We live in an area supposedly full of families, but the kids just don't hang out together, neither do the families. It's safer of course, but I miss the sense of community for my children.

SingingInTheRainstorm Fri 03-Feb-17 09:49:57

It makes me sad because I was born during a time when you could have adventures, you were ok to go to the shops in the village at 7. You played outdoors till tea time or your curfew. You generally did stuff and your parents weren't worried if you were gone all day.
Now it's impossible for DC's to move out of visibility from the house, you can't play games in the street due to new drivers thinking they're Lewis Hamilton. The things we did as children you just wouldn't be comfortable your children taking any risks.
One example could be swimming in rivers, I wouldn't even let DC's be at a river bank unsupervised, when my siblings would jump off bridges into the river decades ago. Local nature places again you would feel happy with them climbing steep banks. We're far more aware of risk. That's without mentioning how we are aware of paedophiles and risks from unhinged children.
I would add that there remains a sort of community spirit but it's no where near the same as it was 30+ years ago. New neighbours come and we chat to them, but we don't act how we used too. There was always that safety net of everyone in the village and surrounding villages knew you. So if you got into trouble you could ask for help, not that we ever did.
The reliance on electronics for entertainment is pretty sad, but you just don't take any risks anymore.
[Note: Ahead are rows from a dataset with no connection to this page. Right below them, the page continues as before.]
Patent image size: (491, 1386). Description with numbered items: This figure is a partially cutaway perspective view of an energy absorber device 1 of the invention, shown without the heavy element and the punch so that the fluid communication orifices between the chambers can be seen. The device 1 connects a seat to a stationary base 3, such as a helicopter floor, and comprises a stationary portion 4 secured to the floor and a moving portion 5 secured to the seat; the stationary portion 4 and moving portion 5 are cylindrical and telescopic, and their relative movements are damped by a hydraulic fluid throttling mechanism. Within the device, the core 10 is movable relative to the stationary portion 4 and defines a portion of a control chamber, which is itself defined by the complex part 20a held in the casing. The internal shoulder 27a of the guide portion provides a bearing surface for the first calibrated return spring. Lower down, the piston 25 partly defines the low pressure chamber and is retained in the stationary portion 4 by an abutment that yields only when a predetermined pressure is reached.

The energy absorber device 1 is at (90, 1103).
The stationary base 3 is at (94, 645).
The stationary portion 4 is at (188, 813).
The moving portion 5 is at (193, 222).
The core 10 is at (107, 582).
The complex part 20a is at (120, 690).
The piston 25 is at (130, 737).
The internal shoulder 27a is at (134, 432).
It's not what many of us want, I'm sure many of us look back at our childhoods where an Atari was considered state of the art, but you'd be outside, not glued to TV or a monitor.
If I recall correctly during say the summer holidays, it would be weird in a rural location to stay indoors with your Mum all the time. Even in bad weather. Oh it's raining, oh well, we'll live.
I wish my DC's could experience what my siblings & I did. If you supervise them by the river or somewhere like that they think you're crazy. Another thing you'd go to the park quite happily, but the traffic is just too dangerous, plus you never know who's about. I'm glad it's not just me.